Lake Placid, N.Y. Former Vermont Gov. Howard Dean, lashing out at his chief rival for the hearts of New Hampshire's Democratic primary voters, charged Saturday that Sen. John Kerry was becoming a copycat.
"I appreciate Sen. Kerry saying we don't need Bush Lite, and we don't," Dean told about 1,000 people at a forum on rural issues in Lake Placid. "But, Sen. Kerry, we don't want Dean Lite, either."
Early in the campaign for the Democratic nomination to run against President Bush next year, the liberal Dean often introduced himself as representing "the Democratic wing of the Democratic party."
Dean said he had heard about fellow Democratic hopeful Kerry's speech to the forum and the warning by the senator from Massachusetts that Democrats had to stop acting like Republicans.

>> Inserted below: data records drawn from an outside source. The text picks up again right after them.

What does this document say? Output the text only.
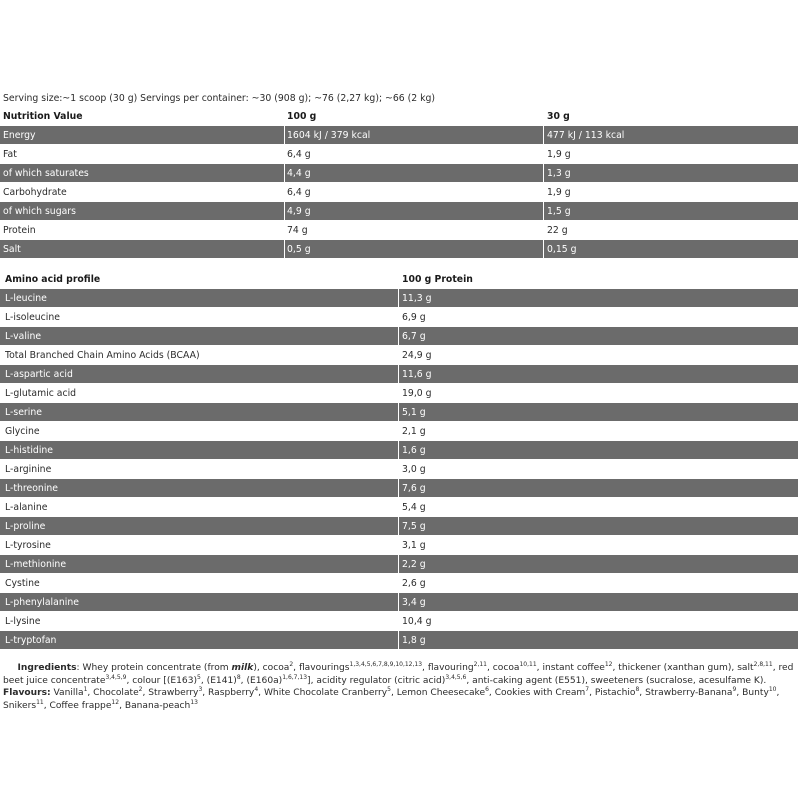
Serving size:~1 scoop (30 g) Servings per container: ~30 (908 g); ~76 (2,27 kg); ~66 (2 kg)
Nutrition Value	100 g	30 g
Energy	1604 kJ / 379 kcal	477 kJ / 113 kcal
Fat	6,4 g	1,9 g
of which saturates	4,4 g	1,3 g
Carbohydrate	6,4 g	1,9 g
of which sugars	4,9 g	1,5 g
Protein	74 g	22 g
Salt	0,5 g	0,15 g
Amino acid profile	100 g Protein
L-leucine	11,3 g
L-isoleucine	6,9 g
L-valine	6,7 g
Total Branched Chain Amino Acids (BCAA)	24,9 g
L-aspartic acid	11,6 g
L-glutamic acid	19,0 g
L-serine	5,1 g
Glycine	2,1 g
L-histidine	1,6 g
L-arginine	3,0 g
L-threonine	7,6 g
L-alanine	5,4 g
L-proline	7,5 g
L-tyrosine	3,1 g
L-methionine	2,2 g
Cystine	2,6 g
L-phenylalanine	3,4 g
L-lysine	10,4 g
L-tryptofan	1,8 g
Ingredients: Whey protein concentrate (from milk), cocoa$^2$, flavourings$^{1,3,4,5,6,7,8,9,10,12,13}$, flavouring$^{2,11}$, cocoa$^{10,11}$, instant coffee$^{12}$, thickener (xanthan gum), salt$^{2,8,11}$, red beet juice concentrate$^{3,4,5,9}$, colour [$(E163)^5$, $(E141)^8$, $(E160a)^{1,6,7,13}$], acidity regulator (citric acid)$^{3,4,5,6}$, anti-caking agent (E551), sweeteners (sucralose, acesulfame K). Flavours: Vanilla$^1$, Chocolate$^2$, Strawberry$^3$, Raspberry$^4$, White Chocolate Cranberry$^5$, Lemon Cheesecake$^6$, Cookies with Cream$^7$, Pistachio$^8$, Strawberry-Banana$^9$, Bunty$^{10}$, Snikers$^{11}$, Coffee frappe$^{12}$, Banana-peach$^{13}$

"I heard he did a great job giving my speech," Dean said.
In his speech to the state Democratic Rural Conference forum for presidential contenders, Kerry had said: "Never again can the Democratic Party fail to stand up and turn away from its accomplishments of the last 60 years. ... The one thing this country doesn't need is a second Republican Party."
While Dean directed most of his criticism at Kerry, the former Vermont governor also said his other rivals from Congress too often have supported President Bush on the war with Iraq, tax cuts and other issues.
To the forum audience, he was as blunt: "What we need in this party is not just people who talk about backbone, but people who have it."
Kerry aimed many of his barbs at Bush.
Belittling the president, Kerry, a decorated Vietnam War veteran, harked to his time with a ship in the Gulf of Tonkin off North Vietnam and said, "When I was in the Gulf of Tonkin in 1968, I learned what it was to work with an aircraft carrier for real."
That was a swipe at Bush's May 1 landing on the carrier USS Abraham Lincoln off San Diego to welcome the ship's crew home from the Iraq war.
Kerry also took issue with the "voicelessness of 2002" that he said cost the Democratic Party control of Congress in the last election.